The two brothers wanted an education, but they knew their father would not be able to pay for it.

What to do?

They worked out a plan: they would toss a coin, and whoever won would go to Nuremburg and study at the academy, while the other one would stay behind to pay for it.

In four years, when the winner graduated, he would pay for the other one to attend the academy. In other words, their sacrifices would make each other’s education possible.

They decided to do the coin flip just after church one Sunday to see who would go first. 

Albrecht won and off he went to the academy; his brother stayed behind and went to work in the coal mines to pay for it. 

Albrecht became an outstanding student whose oil paintings, wood cuttings, and etchings became immediately famous.

Some of them survive to this day.

Albrecht completed his studies, returned to his little village where they held a huge feast for their favorite son.

At the end of the feast, he stood up and gave a wonderful toast to his brother who had sacrificed four years of toil to make what he had done possible and, he announced, now it was his brother’s turn to go to the academy.

When Albrecht looked up, his brother had tears streaming down his face, and was shaking his head and saying “No, no, no.”

When Albrecht went to his brother, his brother looked at him and said, “No, brother. I cannot go to Nuremberg.

It is too late for me.
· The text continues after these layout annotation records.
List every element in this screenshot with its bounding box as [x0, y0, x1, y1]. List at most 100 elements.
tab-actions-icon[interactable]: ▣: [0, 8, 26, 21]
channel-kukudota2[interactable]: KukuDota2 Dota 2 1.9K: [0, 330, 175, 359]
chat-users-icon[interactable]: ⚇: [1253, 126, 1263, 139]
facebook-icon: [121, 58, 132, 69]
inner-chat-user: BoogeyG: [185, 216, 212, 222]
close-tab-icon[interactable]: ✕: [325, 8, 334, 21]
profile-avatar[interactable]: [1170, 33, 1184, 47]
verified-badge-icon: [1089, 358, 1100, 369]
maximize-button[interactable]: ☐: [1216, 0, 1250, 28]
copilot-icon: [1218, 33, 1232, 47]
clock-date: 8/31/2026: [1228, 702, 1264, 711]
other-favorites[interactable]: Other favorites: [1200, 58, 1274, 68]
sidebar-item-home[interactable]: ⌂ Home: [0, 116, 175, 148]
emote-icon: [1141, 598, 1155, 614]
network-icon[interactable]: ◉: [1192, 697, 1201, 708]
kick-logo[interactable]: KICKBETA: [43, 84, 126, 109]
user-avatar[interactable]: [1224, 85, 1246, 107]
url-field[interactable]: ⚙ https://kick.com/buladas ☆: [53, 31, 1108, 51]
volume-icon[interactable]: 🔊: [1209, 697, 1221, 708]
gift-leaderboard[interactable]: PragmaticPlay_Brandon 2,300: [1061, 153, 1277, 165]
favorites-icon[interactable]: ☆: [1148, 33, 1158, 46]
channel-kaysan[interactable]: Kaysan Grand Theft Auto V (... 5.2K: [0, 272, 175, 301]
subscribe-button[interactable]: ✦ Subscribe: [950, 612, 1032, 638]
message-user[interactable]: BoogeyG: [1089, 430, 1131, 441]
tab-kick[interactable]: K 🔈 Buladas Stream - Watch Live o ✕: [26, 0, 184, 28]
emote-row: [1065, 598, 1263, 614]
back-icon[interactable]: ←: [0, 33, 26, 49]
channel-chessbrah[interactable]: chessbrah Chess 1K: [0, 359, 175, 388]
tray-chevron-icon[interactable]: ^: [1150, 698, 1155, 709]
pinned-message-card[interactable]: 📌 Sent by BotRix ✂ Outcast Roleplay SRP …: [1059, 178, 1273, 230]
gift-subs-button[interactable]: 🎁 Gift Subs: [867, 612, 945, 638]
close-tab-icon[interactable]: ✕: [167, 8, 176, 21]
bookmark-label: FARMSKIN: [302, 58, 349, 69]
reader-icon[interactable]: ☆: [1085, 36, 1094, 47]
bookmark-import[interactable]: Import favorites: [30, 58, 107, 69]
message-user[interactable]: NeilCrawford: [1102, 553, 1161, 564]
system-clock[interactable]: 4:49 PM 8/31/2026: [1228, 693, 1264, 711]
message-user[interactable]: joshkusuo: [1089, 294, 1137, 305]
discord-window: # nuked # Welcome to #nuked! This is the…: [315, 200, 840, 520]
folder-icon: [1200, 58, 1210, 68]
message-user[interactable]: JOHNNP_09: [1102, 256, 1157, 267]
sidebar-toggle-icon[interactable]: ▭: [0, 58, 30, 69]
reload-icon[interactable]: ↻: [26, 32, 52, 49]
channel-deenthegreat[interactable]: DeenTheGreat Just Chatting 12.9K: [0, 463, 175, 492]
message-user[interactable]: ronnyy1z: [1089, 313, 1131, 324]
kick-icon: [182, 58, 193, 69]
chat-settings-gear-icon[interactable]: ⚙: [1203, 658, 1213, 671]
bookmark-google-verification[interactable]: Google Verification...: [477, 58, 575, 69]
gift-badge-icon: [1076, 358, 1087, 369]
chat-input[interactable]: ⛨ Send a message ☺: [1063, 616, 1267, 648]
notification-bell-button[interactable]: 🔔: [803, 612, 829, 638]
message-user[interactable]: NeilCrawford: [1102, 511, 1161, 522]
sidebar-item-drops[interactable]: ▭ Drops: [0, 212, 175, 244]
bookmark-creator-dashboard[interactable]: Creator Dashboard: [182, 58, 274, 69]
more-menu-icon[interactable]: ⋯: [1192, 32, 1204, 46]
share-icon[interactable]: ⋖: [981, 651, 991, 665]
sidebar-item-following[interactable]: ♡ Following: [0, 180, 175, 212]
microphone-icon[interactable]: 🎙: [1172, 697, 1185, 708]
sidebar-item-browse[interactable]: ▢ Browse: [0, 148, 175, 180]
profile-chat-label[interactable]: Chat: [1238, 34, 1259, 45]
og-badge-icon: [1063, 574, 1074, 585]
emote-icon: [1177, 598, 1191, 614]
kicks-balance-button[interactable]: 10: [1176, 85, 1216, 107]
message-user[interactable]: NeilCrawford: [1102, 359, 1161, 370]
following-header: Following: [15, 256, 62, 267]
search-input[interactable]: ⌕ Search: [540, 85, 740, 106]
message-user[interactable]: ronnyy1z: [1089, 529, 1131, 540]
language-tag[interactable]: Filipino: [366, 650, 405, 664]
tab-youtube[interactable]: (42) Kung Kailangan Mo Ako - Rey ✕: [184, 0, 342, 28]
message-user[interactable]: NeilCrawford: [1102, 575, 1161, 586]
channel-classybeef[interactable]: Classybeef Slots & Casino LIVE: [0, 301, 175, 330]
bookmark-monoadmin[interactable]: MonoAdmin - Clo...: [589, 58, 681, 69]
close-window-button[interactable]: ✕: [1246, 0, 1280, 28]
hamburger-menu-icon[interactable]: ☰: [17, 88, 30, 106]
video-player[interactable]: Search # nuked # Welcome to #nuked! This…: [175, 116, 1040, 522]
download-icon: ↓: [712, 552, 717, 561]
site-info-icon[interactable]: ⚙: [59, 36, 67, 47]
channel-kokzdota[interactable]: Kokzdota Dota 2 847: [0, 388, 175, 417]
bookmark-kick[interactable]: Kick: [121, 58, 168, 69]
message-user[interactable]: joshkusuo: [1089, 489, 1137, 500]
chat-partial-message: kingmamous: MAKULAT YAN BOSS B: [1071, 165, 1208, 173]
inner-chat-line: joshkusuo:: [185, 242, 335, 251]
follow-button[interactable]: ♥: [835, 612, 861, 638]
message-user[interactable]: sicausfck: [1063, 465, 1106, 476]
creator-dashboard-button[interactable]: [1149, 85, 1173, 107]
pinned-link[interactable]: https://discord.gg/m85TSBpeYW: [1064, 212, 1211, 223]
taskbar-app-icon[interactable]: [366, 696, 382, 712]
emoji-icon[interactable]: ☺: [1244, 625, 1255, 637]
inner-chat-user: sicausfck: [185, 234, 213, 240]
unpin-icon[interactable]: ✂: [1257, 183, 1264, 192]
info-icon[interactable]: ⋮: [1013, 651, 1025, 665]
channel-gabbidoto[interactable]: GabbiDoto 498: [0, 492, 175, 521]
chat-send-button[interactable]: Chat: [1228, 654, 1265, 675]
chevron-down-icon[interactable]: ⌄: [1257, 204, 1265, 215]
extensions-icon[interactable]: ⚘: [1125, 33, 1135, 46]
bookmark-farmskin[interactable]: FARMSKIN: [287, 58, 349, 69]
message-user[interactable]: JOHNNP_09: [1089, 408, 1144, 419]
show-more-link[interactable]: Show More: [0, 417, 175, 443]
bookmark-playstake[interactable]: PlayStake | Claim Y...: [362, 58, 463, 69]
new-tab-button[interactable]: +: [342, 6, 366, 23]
Look what four years in the mines have done to my hands.

The bones in every finger have been smashed at least once, and lately, I have been suffering from arthritis so badly in my right hand that I cannot even hold a glass to return your toast, much less make delicate lines on parchment or canvas with a pen or brush.

No, brother, for me it is too late.”

His sacrifice had cost him his opportunity, but his sacrifice gave us one of the greatest artists who ever lived.
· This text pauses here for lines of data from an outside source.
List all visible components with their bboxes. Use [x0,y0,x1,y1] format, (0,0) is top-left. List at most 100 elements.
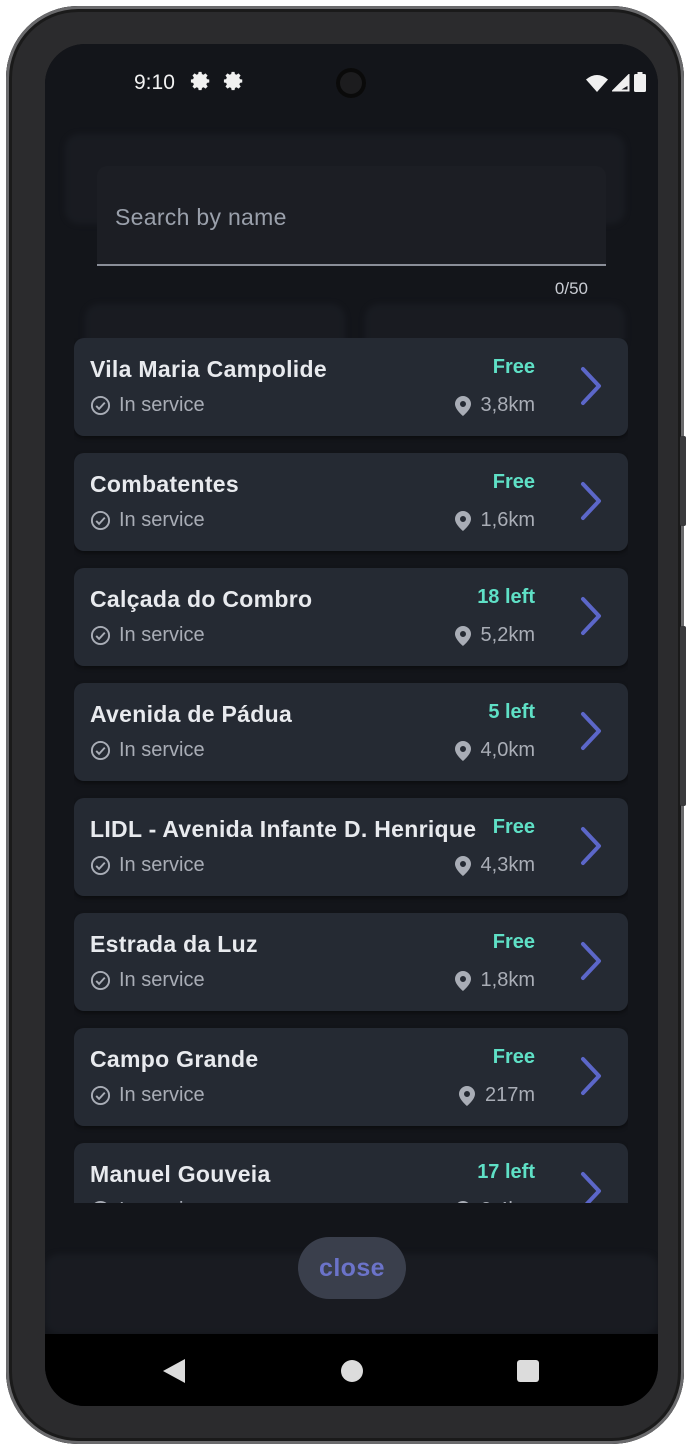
phone-frame: 9:10 Search by name 0/50 Vila Maria Camp… [6,6,686,1444]
station-name: LIDL - Avenida Infante D. Henrique [90,816,477,842]
volume-button [680,626,686,806]
station-status: In service [90,394,205,417]
chevron-right-icon[interactable] [576,941,606,981]
station-name: Estrada da Luz [90,931,258,957]
station-distance: 217m [458,1084,535,1107]
station-distance-label: 1,8km [480,969,535,991]
station-distance-label: 3,8km [480,394,535,416]
station-distance-label: 217m [484,1084,535,1106]
location-pin-icon [456,1200,469,1203]
station-status-label: In service [119,739,205,761]
recent-apps-icon[interactable] [517,1360,539,1382]
availability-badge: Free [492,931,535,953]
station-distance: 1,8km [454,969,535,992]
back-icon[interactable] [163,1359,185,1383]
station-name: Combatentes [90,471,239,497]
wifi-icon [586,75,608,92]
station-name: Calçada do Combro [90,586,313,612]
availability-badge: 17 left [477,1161,535,1183]
station-status: In service [90,739,205,762]
navigation-bar [45,1334,658,1406]
check-circle-icon [94,1200,107,1203]
station-distance-label: 4,0km [480,739,535,761]
check-circle-icon [90,855,111,876]
station-distance: 4,0km [454,739,535,762]
check-circle-icon [90,510,111,531]
station-status: In service [90,624,205,647]
check-circle-icon [90,625,111,646]
side-button [680,436,686,526]
station-distance-label: 4,3km [480,854,535,876]
station-status: In service [90,854,205,877]
chevron-right-icon[interactable] [576,711,606,751]
chevron-right-icon[interactable] [576,1056,606,1096]
chevron-right-icon[interactable] [576,481,606,521]
screen: 9:10 Search by name 0/50 Vila Maria Camp… [45,44,658,1406]
check-circle-icon [90,970,111,991]
station-name: Campo Grande [90,1046,259,1072]
availability-badge: Free [492,1046,535,1068]
station-card[interactable]: Manuel Gouveia In service 17 left 2,4km [74,1143,628,1203]
station-distance: 5,2km [454,624,535,647]
station-distance-label: 2,4km [481,1199,535,1203]
station-name: Avenida de Pádua [90,701,293,727]
chevron-right-icon[interactable] [576,596,606,636]
front-camera [336,68,366,98]
location-pin-icon [454,625,471,646]
station-distance: 3,8km [454,394,535,417]
search-placeholder: Search by name [115,204,287,230]
station-name: Manuel Gouveia [90,1161,271,1187]
location-pin-icon [454,970,471,991]
gear-icon [190,71,210,91]
location-pin-icon [454,855,471,876]
station-card[interactable]: Calçada do Combro In service 18 left 5,2km [74,568,628,666]
station-status: In service [90,509,205,532]
chevron-right-icon[interactable] [576,366,606,406]
location-pin-icon [454,510,471,531]
station-name: Vila Maria Campolide [90,356,327,382]
station-distance: 4,3km [454,854,535,877]
chevron-right-icon[interactable] [576,826,606,866]
station-distance: 1,6km [454,509,535,532]
station-status-label: In service [119,394,205,416]
station-card[interactable]: Campo Grande In service Free 217m [74,1028,628,1126]
character-counter: 0/50 [554,279,588,298]
check-circle-icon [90,740,111,761]
station-list[interactable]: Vila Maria Campolide In service Free 3,8km C… [74,338,628,1203]
station-status-label: In service [119,1199,205,1203]
availability-badge: Free [492,356,535,378]
location-pin-icon [454,395,471,416]
station-status: In service [90,1199,205,1203]
search-input[interactable]: Search by name [97,166,606,266]
station-distance: 2,4km [455,1199,535,1203]
location-pin-icon [458,1085,475,1106]
station-status-label: In service [119,854,205,876]
availability-badge: Free [492,816,535,838]
station-card[interactable]: LIDL - Avenida Infante D. Henrique In ser… [74,798,628,896]
station-distance-label: 1,6km [480,509,535,531]
station-card[interactable]: Combatentes In service Free 1,6km [74,453,628,551]
close-button[interactable]: close [298,1237,406,1299]
status-time: 9:10 [134,71,175,94]
availability-badge: 18 left [477,586,535,608]
station-status: In service [90,1084,205,1107]
home-icon[interactable] [341,1360,363,1382]
station-status-label: In service [119,624,205,646]
gear-icon [223,71,243,91]
battery-icon [634,72,646,92]
location-pin-icon [454,740,471,761]
check-circle-icon [90,395,111,416]
chevron-right-icon[interactable] [576,1171,606,1203]
station-distance-label: 5,2km [480,624,535,646]
station-status: In service [90,969,205,992]
status-bar: 9:10 [45,44,658,122]
signal-icon [612,74,630,92]
station-status-label: In service [119,509,205,531]
station-status-label: In service [119,969,205,991]
availability-badge: 5 left [488,701,535,723]
station-card[interactable]: Vila Maria Campolide In service Free 3,8km [74,338,628,436]
station-card[interactable]: Estrada da Luz In service Free 1,8km [74,913,628,1011]
check-circle-icon [90,1085,111,1106]
availability-badge: Free [492,471,535,493]
station-card[interactable]: Avenida de Pádua In service 5 left 4,0km [74,683,628,781]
Albrecht told the world the story of his brother’s sacrifices in what became his most famous painting, one you’ve all seen, called “Praying Hands.”
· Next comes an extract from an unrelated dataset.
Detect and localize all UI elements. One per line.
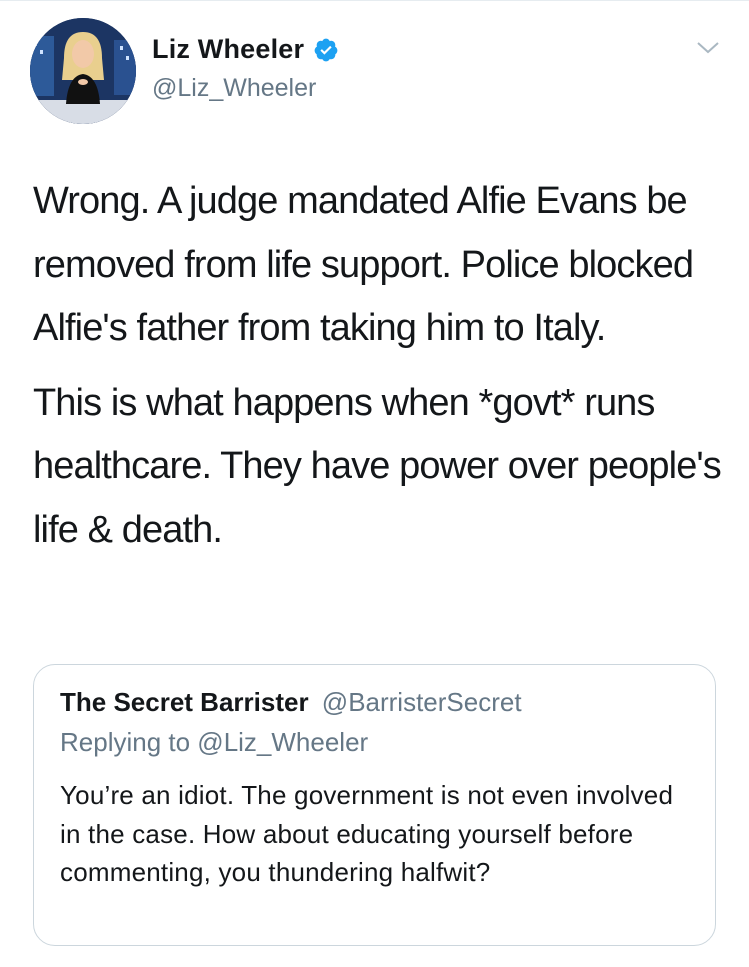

It is a painting of a pair of broken, arthritic hands raised in supplication to God.

It has inspired untold millions.

I cannot see it without seeing my mother’s hands, also arthritic from a lifetime spend in Lanett Mill.

The brother who stayed behind may not have become a great artist, but his sacrifice caused one of the world’s greatest pieces of art.

Know that those of you who are sacrificing to care for your brothers and sisters in this hard time — especially those of you whose sacrifices seem to go unnoticed — are creating a legacy of love and caring that will never go away.

And know that those of us who are on the receiving end of those sacrifices have a debt to repay in turn by sacrificing for someone else.